Located in Östringen, Solvay's latest site will produce and supply materials including for the LEAP engine produced by CFM International, the joint company between GE and Safran Aircraft Engines, for Airbus programs and Boeing.
It will produce its infusion resins and resins for reinforced composite materials from this facility, which is expected to come online in the second quarter of 2017 after customer qualifications. Resin infusion processing technologies are increasingly important in the manufacturing of composite parts as they meet demands from the aerospace industry for faster and higher volume processing of key parts.
In August, the company also opened a new carbon fibre production line at its US Piedmont Facility, South Carolina, doubling production capacity of a key raw material to make carbon fibre-reinforced composite materials and meeting increasing demand for lightweighting composite materials in the aerospace industry.
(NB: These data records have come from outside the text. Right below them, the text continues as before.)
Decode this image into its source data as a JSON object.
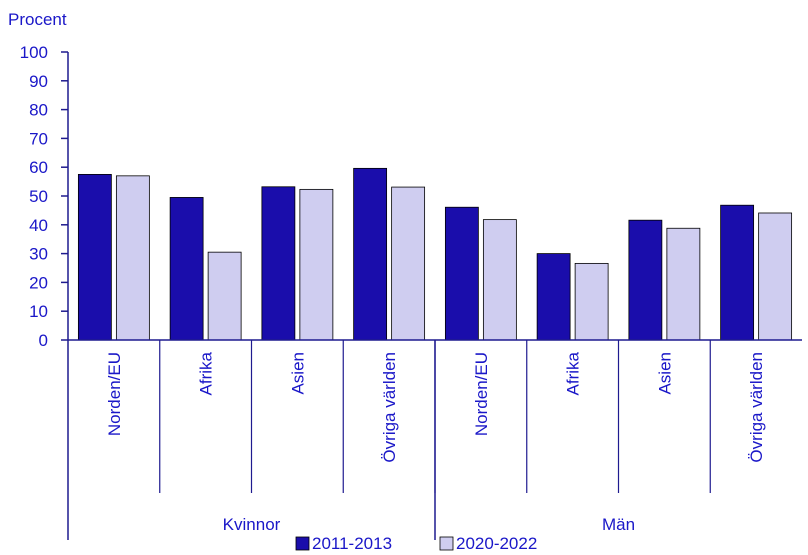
{
  "chart_data": {
    "type": "bar",
    "ylabel": "Procent",
    "ylim": [
      0,
      100
    ],
    "yticks": [
      0,
      10,
      20,
      30,
      40,
      50,
      60,
      70,
      80,
      90,
      100
    ],
    "grid": false,
    "groups": [
      {
        "label": "Kvinnor",
        "categories": [
          "Norden/EU",
          "Afrika",
          "Asien",
          "Övriga världen"
        ]
      },
      {
        "label": "Män",
        "categories": [
          "Norden/EU",
          "Afrika",
          "Asien",
          "Övriga världen"
        ]
      }
    ],
    "series": [
      {
        "name": "2011-2013",
        "color": "#1a0dab",
        "values": [
          57.5,
          49.5,
          53.2,
          59.6,
          46.1,
          30.0,
          41.6,
          46.8
        ]
      },
      {
        "name": "2020-2022",
        "color": "#cfcdf0",
        "values": [
          57.0,
          30.5,
          52.3,
          53.1,
          41.8,
          26.6,
          38.8,
          44.1
        ]
      }
    ],
    "legend_position": "bottom"
  }
}
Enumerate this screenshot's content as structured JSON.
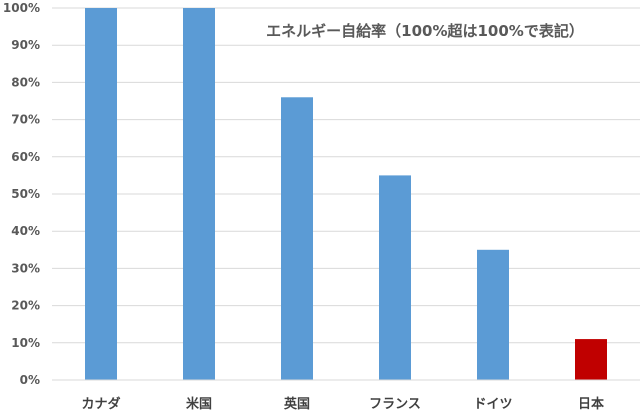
{
  "chart_data": {
    "type": "bar",
    "title": "エネルギー自給率（100%超は100%で表記）",
    "categories": [
      "カナダ",
      "米国",
      "英国",
      "フランス",
      "ドイツ",
      "日本"
    ],
    "values": [
      100,
      100,
      76,
      55,
      35,
      11
    ],
    "bar_colors": [
      "#5b9bd5",
      "#5b9bd5",
      "#5b9bd5",
      "#5b9bd5",
      "#5b9bd5",
      "#c00000"
    ],
    "ylim": [
      0,
      100
    ],
    "yticks": [
      "0%",
      "10%",
      "20%",
      "30%",
      "40%",
      "50%",
      "60%",
      "70%",
      "80%",
      "90%",
      "100%"
    ],
    "grid": true,
    "xlabel": "",
    "ylabel": ""
  }
}
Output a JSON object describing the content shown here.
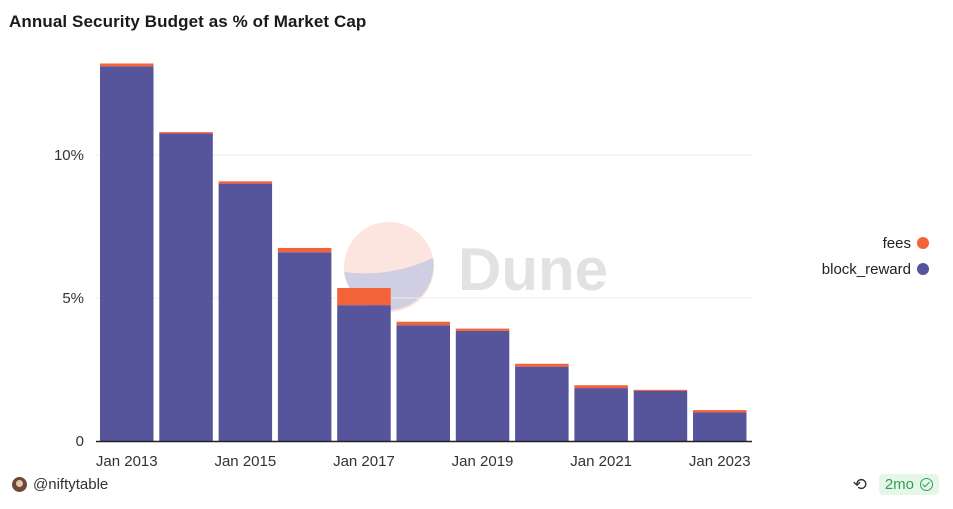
{
  "page": {
    "title": "Annual Security Budget as % of Market Cap",
    "author": "@niftytable",
    "age": "2mo",
    "watermark": "Dune"
  },
  "colors": {
    "block_reward": "#56549a",
    "fees": "#f4623a",
    "grid": "#ececec",
    "axis": "#222222"
  },
  "icons": {
    "refresh": "refresh-icon",
    "check": "check-circle-icon",
    "avatar": "avatar"
  },
  "chart_data": {
    "type": "bar",
    "stacked": true,
    "title": "Annual Security Budget as % of Market Cap",
    "x": [
      "2013",
      "2014",
      "2015",
      "2016",
      "2017",
      "2018",
      "2019",
      "2020",
      "2021",
      "2022",
      "2023"
    ],
    "xtick_labels": [
      "Jan 2013",
      "Jan 2015",
      "Jan 2017",
      "Jan 2019",
      "Jan 2021",
      "Jan 2023"
    ],
    "ytick_labels": [
      "0",
      "5%",
      "10%"
    ],
    "ylim": [
      0,
      14
    ],
    "grid": true,
    "legend": "right",
    "series": [
      {
        "name": "block_reward",
        "values": [
          13.1,
          10.75,
          9.0,
          6.6,
          4.75,
          4.05,
          3.85,
          2.6,
          1.85,
          1.75,
          1.0
        ]
      },
      {
        "name": "fees",
        "values": [
          0.1,
          0.05,
          0.08,
          0.15,
          0.6,
          0.12,
          0.08,
          0.1,
          0.1,
          0.04,
          0.08
        ]
      }
    ]
  }
}
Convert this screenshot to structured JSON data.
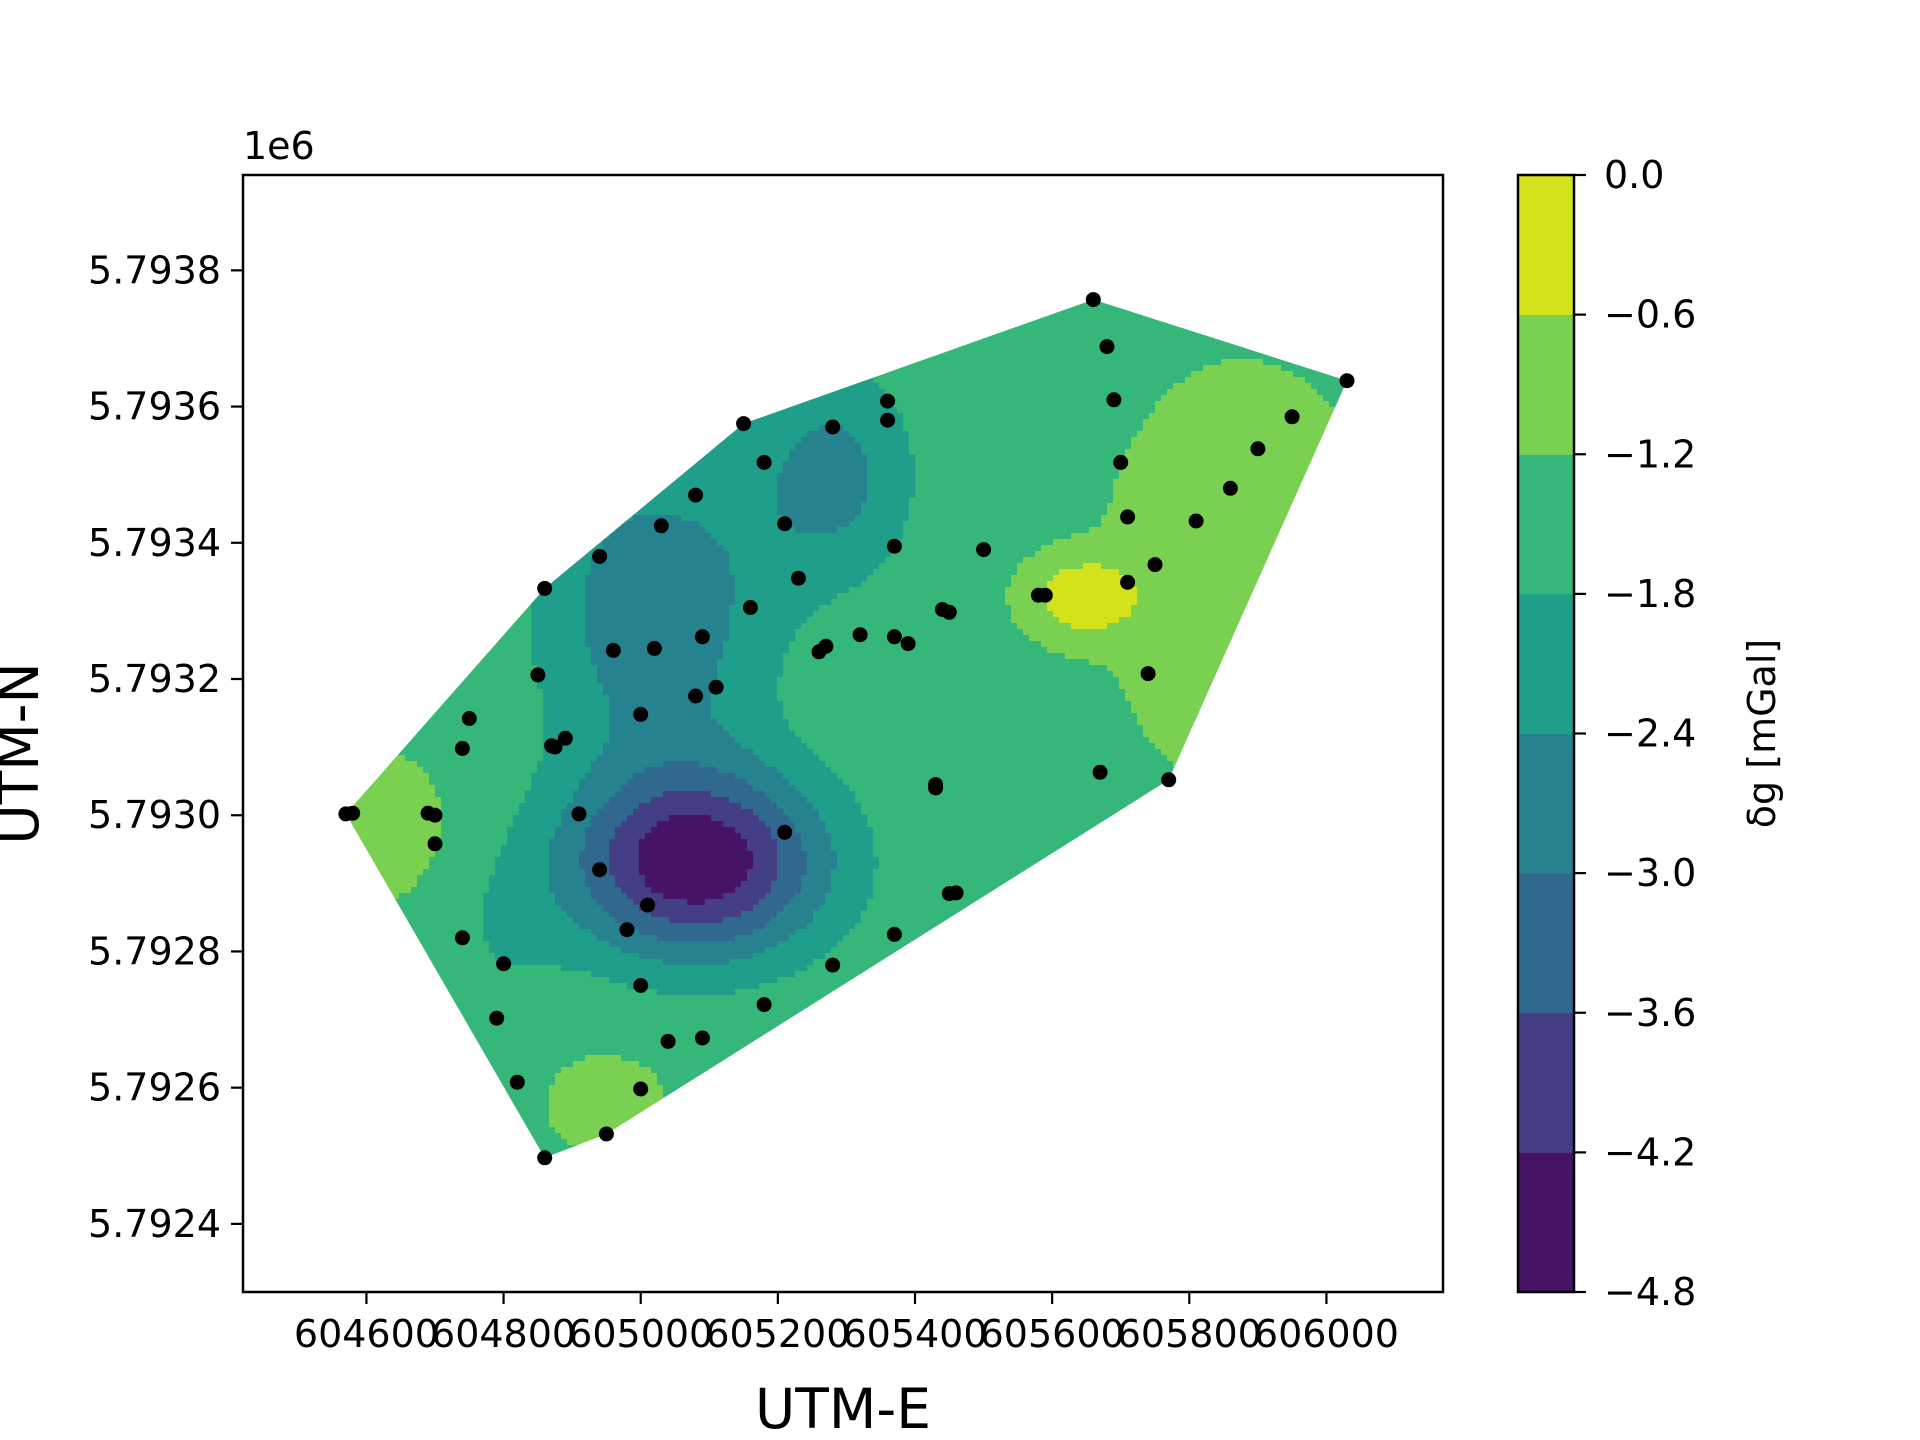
{
  "chart_data": {
    "type": "contourf+scatter",
    "title": "",
    "xlabel": "UTM-E",
    "ylabel": "UTM-N",
    "y_offset_label": "1e6",
    "xlim": [
      604420,
      606170
    ],
    "ylim": [
      5792300,
      5793940
    ],
    "xticks": [
      604600,
      604800,
      605000,
      605200,
      605400,
      605600,
      605800,
      606000
    ],
    "xtick_labels": [
      "604600",
      "604800",
      "605000",
      "605200",
      "605400",
      "605600",
      "605800",
      "606000"
    ],
    "yticks": [
      5792400,
      5792600,
      5792800,
      5793000,
      5793200,
      5793400,
      5793600,
      5793800
    ],
    "ytick_labels": [
      "5.7924",
      "5.7926",
      "5.7928",
      "5.7930",
      "5.7932",
      "5.7934",
      "5.7936",
      "5.7938"
    ],
    "colorbar": {
      "label": "δg [mGal]",
      "levels": [
        -4.8,
        -4.2,
        -3.6,
        -3.0,
        -2.4,
        -1.8,
        -1.2,
        -0.6,
        0.0
      ],
      "tick_labels": [
        "−4.8",
        "−4.2",
        "−3.6",
        "−3.0",
        "−2.4",
        "−1.8",
        "−1.2",
        "−0.6",
        "0.0"
      ],
      "colors": [
        "#471365",
        "#433e85",
        "#31688e",
        "#26828e",
        "#1f9e89",
        "#35b779",
        "#7ad151",
        "#d2e21b"
      ]
    },
    "station_color": "#000000",
    "stations": [
      [
        604570,
        5793002
      ],
      [
        604580,
        5793003
      ],
      [
        604690,
        5793003
      ],
      [
        604700,
        5793000
      ],
      [
        604700,
        5792958
      ],
      [
        604740,
        5793098
      ],
      [
        604750,
        5793142
      ],
      [
        604740,
        5792820
      ],
      [
        604790,
        5792702
      ],
      [
        604800,
        5792782
      ],
      [
        604820,
        5792608
      ],
      [
        604850,
        5793206
      ],
      [
        604860,
        5793333
      ],
      [
        604860,
        5792497
      ],
      [
        604870,
        5793102
      ],
      [
        604875,
        5793100
      ],
      [
        604890,
        5793113
      ],
      [
        604910,
        5793002
      ],
      [
        604940,
        5793380
      ],
      [
        604940,
        5792920
      ],
      [
        604950,
        5792532
      ],
      [
        604960,
        5793242
      ],
      [
        604980,
        5792832
      ],
      [
        605000,
        5793148
      ],
      [
        605000,
        5792750
      ],
      [
        605000,
        5792598
      ],
      [
        605010,
        5792868
      ],
      [
        605020,
        5793245
      ],
      [
        605030,
        5793425
      ],
      [
        605040,
        5792668
      ],
      [
        605080,
        5793470
      ],
      [
        605080,
        5793175
      ],
      [
        605090,
        5793262
      ],
      [
        605090,
        5792673
      ],
      [
        605110,
        5793188
      ],
      [
        605150,
        5793575
      ],
      [
        605160,
        5793305
      ],
      [
        605180,
        5793518
      ],
      [
        605180,
        5792722
      ],
      [
        605210,
        5793428
      ],
      [
        605210,
        5792975
      ],
      [
        605230,
        5793348
      ],
      [
        605260,
        5793240
      ],
      [
        605270,
        5793248
      ],
      [
        605280,
        5793570
      ],
      [
        605280,
        5792780
      ],
      [
        605320,
        5793265
      ],
      [
        605360,
        5793608
      ],
      [
        605360,
        5793580
      ],
      [
        605370,
        5793395
      ],
      [
        605370,
        5793262
      ],
      [
        605370,
        5792825
      ],
      [
        605390,
        5793252
      ],
      [
        605430,
        5793045
      ],
      [
        605430,
        5793040
      ],
      [
        605440,
        5793302
      ],
      [
        605450,
        5793298
      ],
      [
        605450,
        5792885
      ],
      [
        605460,
        5792886
      ],
      [
        605500,
        5793390
      ],
      [
        605580,
        5793323
      ],
      [
        605590,
        5793323
      ],
      [
        605660,
        5793757
      ],
      [
        605670,
        5793063
      ],
      [
        605680,
        5793688
      ],
      [
        605690,
        5793610
      ],
      [
        605700,
        5793518
      ],
      [
        605710,
        5793438
      ],
      [
        605710,
        5793342
      ],
      [
        605740,
        5793208
      ],
      [
        605750,
        5793368
      ],
      [
        605770,
        5793052
      ],
      [
        605810,
        5793432
      ],
      [
        605860,
        5793480
      ],
      [
        605900,
        5793538
      ],
      [
        605950,
        5793585
      ],
      [
        606030,
        5793638
      ]
    ]
  }
}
The new production line has won qualification by The Boeing Company to manufacture secondary structures such as wing movable flaps and engine nacelles, as well as interior applications.
The expansion covers the facilities and equipment to convert acrylonitrile monomers into standard modulus carbon fibres. This type of fibre is used to manufacture composite materials which have been pre-impregnated for use in applications on commercial and military planes.
Carbon fibre composite materials’ durability, strength and fatigue life allow them to increasingly and securely replace metals on aircraft, reducing their weight, noise and CO2 emissions. In addition, composites enable the moulding of multiple sub-components into one assembly part, lowering the number of parts required as well as the assembly costs.